Proper protocol, protective gear and training can certainly help mitigate the risk of struck-by incidents, but it is virtually impossible to avoid these risks completely.
7. Injuries Related To Scaffolding
Without scaffolding, 2.3 million construction workers would be unable to work at tall heights. Scaffolding presents several safety hazards, even though they remain a valuable tool.
Some or the common risks attributable to scaffolding include:
- Scaffold planking or supports giving way
- Electrocution due to proximity to overhead power lines
- Falls from heights due to a lack of fall protection
- Structural instability or overloading leading to scaffold collapse
- Work material, debris or tools falling from scaffolding
There are many OSHA standards for scaffold use that dictate how it should be constructed and dismantled, who is able to build and dismantle the scaffolding, and the specific safety features that should be used.
8. Electrical Accidents
There are a number of shock and electrocution hazards present on construction project involving electricity. There are several common circumstances that give rise to electrical hazards, namely:
- Improper use of flexible and extension cords: Contact with electrical current can occur if extension and flexible cords are used outside of recommendations.
- Lack of ground-fault protection: Using electrical equipment on construction sites exposes it to wear and tear. This can break down the equipment’s insulation, expose dangerous wires and cause short circuits.
- Discontinuous path to the ground: If the power supply isn’t grounded, or the path is broken, this can cause fault current to travel through a worker’s body and cause electrical burns.
- Contact with power lines: Workers can be endangered by projects that occur close to buried or overhead power lines. The high voltages present an cause electrocution, burns and falls when touched. Similarly, any equipment that comes into contact with power lines can also be hazardous.

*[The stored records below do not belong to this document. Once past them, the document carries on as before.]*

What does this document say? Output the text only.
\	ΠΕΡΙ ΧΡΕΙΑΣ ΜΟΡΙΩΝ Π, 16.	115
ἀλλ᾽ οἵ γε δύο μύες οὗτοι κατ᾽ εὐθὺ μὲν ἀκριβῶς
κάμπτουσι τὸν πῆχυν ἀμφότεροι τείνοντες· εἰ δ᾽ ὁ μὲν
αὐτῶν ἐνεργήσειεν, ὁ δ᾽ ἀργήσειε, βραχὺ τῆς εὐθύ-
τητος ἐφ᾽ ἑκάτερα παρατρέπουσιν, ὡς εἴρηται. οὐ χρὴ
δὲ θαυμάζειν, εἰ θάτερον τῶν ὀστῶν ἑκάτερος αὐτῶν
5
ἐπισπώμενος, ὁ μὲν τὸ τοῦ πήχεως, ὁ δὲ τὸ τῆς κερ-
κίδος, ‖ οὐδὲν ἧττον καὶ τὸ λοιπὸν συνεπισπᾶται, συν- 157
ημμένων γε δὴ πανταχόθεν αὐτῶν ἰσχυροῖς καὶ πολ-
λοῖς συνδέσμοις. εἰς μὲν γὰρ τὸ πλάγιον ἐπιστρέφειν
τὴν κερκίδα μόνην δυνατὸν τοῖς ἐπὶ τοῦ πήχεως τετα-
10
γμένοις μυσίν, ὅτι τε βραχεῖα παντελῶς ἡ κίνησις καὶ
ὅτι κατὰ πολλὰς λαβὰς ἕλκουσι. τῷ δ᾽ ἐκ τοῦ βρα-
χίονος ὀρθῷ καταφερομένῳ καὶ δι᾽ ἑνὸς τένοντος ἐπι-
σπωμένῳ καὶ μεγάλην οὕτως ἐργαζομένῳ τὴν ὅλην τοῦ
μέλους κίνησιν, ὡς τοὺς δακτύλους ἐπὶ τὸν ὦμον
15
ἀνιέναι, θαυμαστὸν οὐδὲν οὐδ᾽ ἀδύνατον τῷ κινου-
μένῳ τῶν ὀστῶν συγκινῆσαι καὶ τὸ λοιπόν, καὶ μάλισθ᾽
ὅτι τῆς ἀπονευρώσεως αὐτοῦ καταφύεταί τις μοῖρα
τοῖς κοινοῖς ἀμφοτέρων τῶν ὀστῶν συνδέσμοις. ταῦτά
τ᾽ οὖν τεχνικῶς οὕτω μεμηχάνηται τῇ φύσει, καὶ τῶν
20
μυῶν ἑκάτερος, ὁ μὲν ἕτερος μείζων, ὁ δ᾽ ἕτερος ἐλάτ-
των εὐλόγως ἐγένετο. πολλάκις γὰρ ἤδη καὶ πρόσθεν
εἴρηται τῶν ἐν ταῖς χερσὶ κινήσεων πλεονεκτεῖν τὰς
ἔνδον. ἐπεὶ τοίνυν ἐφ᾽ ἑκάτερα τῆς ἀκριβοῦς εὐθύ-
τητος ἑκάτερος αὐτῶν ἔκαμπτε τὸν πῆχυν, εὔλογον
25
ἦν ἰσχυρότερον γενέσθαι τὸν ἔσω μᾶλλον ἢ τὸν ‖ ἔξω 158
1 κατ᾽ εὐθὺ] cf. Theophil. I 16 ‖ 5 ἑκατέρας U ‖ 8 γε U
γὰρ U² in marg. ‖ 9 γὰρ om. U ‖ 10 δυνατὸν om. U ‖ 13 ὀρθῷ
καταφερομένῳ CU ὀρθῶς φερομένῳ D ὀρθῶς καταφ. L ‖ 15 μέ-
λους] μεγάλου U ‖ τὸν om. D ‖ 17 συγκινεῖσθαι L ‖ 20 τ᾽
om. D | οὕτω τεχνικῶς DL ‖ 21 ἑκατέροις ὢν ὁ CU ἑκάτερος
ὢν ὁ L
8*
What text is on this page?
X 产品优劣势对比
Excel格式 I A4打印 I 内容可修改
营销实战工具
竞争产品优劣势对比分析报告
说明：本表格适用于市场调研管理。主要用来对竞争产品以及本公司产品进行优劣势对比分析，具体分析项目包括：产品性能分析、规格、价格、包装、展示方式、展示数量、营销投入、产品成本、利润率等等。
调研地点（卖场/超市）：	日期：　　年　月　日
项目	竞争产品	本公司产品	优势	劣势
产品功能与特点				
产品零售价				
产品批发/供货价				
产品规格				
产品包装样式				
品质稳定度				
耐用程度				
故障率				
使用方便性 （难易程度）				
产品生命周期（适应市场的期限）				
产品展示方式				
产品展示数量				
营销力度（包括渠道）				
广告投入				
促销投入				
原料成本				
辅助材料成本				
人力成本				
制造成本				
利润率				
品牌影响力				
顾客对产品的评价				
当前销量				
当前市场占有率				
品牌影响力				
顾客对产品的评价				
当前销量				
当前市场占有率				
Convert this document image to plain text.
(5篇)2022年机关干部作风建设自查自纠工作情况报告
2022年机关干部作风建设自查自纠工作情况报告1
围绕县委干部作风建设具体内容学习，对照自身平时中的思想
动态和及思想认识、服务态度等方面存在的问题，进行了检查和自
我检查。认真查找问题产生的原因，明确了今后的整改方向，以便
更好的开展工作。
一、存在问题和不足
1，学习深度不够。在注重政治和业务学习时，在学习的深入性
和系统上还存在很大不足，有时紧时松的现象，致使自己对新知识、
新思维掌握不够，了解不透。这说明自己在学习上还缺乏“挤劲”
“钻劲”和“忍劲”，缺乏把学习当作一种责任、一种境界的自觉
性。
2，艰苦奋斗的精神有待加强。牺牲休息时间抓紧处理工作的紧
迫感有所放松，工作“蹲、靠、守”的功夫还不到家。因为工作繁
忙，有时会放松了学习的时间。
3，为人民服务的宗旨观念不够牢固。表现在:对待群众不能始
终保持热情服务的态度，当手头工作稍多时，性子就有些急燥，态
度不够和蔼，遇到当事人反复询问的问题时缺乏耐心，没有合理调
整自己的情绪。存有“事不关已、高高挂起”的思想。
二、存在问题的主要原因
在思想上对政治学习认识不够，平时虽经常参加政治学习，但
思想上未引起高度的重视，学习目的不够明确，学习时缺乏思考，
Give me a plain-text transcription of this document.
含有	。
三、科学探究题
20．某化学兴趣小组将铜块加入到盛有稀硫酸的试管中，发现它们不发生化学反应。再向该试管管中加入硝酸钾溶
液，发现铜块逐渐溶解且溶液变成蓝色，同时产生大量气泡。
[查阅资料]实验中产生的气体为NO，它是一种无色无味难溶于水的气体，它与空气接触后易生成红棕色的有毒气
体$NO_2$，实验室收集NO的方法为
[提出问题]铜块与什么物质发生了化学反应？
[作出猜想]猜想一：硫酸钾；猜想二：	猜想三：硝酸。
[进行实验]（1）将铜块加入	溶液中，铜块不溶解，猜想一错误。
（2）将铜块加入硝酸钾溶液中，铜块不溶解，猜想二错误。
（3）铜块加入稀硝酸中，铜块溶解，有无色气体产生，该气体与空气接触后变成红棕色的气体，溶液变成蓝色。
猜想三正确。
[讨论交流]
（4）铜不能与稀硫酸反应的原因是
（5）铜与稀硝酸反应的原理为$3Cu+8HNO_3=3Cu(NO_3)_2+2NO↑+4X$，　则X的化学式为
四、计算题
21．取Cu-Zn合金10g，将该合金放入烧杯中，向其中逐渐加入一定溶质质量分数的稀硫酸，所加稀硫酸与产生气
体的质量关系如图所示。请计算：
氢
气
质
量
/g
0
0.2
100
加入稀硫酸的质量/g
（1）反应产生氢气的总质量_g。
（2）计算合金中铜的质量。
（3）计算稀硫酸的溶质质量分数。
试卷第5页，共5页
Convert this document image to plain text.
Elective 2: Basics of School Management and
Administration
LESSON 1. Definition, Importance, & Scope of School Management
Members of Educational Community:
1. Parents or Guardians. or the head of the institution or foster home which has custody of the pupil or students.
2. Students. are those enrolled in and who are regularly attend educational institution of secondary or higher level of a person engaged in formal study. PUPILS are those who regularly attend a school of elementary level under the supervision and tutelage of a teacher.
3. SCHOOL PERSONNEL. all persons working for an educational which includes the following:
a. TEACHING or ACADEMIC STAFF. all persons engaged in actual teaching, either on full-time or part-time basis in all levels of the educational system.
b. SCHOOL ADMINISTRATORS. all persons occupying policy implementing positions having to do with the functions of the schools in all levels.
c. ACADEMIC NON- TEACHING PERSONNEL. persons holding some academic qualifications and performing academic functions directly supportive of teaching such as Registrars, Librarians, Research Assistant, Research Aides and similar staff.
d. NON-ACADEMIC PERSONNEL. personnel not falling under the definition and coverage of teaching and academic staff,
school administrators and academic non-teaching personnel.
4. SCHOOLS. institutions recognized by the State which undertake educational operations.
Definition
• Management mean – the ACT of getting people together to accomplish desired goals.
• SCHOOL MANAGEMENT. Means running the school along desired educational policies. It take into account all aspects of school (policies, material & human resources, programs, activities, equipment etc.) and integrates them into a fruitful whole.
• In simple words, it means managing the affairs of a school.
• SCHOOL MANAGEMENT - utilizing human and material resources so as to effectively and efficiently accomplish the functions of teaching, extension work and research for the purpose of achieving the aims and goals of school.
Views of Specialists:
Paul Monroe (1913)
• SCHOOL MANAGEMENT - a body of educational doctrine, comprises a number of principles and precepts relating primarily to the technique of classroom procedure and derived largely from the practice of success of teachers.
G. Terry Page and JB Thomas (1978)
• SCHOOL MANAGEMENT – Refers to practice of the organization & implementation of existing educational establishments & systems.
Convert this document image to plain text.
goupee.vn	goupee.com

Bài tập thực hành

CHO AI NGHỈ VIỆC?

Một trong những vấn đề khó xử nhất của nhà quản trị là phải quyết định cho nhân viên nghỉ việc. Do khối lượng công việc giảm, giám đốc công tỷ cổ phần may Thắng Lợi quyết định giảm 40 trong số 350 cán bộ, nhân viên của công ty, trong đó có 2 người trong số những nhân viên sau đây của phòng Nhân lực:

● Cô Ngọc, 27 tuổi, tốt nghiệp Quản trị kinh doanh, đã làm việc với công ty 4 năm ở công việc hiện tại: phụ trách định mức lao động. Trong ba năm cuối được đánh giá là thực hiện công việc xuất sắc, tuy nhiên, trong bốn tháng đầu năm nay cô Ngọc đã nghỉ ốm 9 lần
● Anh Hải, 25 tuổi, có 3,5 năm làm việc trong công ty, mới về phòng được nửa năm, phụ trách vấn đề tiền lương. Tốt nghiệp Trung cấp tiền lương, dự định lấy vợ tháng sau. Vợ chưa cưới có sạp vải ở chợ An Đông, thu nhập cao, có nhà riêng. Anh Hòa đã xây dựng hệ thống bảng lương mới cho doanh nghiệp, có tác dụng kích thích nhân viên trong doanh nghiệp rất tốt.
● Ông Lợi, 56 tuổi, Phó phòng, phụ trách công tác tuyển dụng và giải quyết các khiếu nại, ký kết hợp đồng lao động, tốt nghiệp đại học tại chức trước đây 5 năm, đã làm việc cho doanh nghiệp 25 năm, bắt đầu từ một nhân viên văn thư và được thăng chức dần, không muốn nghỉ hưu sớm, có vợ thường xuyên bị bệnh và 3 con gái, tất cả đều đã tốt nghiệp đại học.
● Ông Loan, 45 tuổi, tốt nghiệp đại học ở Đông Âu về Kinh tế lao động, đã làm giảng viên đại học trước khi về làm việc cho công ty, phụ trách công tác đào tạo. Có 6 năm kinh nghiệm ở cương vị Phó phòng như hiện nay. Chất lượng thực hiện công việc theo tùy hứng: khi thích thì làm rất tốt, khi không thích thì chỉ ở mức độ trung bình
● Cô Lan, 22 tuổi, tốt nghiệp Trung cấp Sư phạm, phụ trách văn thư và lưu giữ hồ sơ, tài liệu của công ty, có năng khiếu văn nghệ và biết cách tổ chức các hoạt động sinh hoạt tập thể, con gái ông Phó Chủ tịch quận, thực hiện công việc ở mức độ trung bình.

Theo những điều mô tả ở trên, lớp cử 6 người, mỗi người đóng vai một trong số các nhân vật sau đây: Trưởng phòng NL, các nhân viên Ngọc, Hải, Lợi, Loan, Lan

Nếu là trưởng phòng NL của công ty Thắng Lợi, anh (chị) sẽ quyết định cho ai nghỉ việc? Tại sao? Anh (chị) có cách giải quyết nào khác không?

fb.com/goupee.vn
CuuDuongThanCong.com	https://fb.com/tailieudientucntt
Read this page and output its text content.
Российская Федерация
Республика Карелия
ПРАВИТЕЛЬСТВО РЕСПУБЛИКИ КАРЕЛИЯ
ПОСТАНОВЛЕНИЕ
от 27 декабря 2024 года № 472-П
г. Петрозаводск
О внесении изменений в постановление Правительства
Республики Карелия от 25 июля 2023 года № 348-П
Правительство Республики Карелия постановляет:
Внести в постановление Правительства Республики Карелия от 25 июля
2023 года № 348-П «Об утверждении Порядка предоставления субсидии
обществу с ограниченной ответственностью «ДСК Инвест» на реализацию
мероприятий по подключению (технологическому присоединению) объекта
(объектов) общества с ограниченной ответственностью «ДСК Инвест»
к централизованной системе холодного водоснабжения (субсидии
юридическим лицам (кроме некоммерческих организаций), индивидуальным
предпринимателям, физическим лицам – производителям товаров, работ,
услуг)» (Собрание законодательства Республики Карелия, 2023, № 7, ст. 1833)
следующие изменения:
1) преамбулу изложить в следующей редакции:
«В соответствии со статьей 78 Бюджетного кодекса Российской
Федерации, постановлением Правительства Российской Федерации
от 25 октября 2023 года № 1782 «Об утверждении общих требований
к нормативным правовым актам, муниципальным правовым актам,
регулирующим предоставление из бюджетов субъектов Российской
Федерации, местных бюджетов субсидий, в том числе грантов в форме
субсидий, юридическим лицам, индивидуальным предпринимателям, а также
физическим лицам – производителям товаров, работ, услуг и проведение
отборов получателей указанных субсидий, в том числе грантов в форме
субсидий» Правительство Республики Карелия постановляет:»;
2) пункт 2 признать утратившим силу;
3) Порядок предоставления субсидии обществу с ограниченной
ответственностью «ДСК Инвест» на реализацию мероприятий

A simple first aid kit will be all that is required to treat minor burns on a job site, but this is not the case for more severe burns as they can cause debilitating and painful injuries, with long-lasting effects. Many of the burns at construction sites come from electrical incidents as described above.
Other sources of burns can include:
- Chemical burns from direct contact with chemicals
- Flash or Arc burns where welding is occurring
- Thermal contact burns from coming into contact with extremely hot objects.
Common burn symptoms like pain, peeling, swelling and blistering are consistent with other incidences of burns, but within the construction industry, severe burns can lead to involuntary muscle contractions and internal damage.
10. Material Handling
Storing and handling materials, if done improperly, can cause hazards on a construction site. This includes mechanical handling with equipment, as well as manual handling.
Manual material handling could cause injuries in the following situations:
- Injuries from sprains and strains
- Using repetitive motions without proper form and posture
- Not safely handling a load
- Limited visibility
- Inability to lift or grasp a load correctly
Mechanical material handling could cause injuries in the following situations:
- Manufacturer’s recommendations are not being followed
- Loads are not positioned in the lowest spot whilst traveling
Injuries occurring from mechanical material handling can include bruises and fractures, but also in more serious struck-by injuries.
If material is stored in such a way that it can fall or collapse, this can also present a hazard producing injuries on construction workers that include bruises or cuts.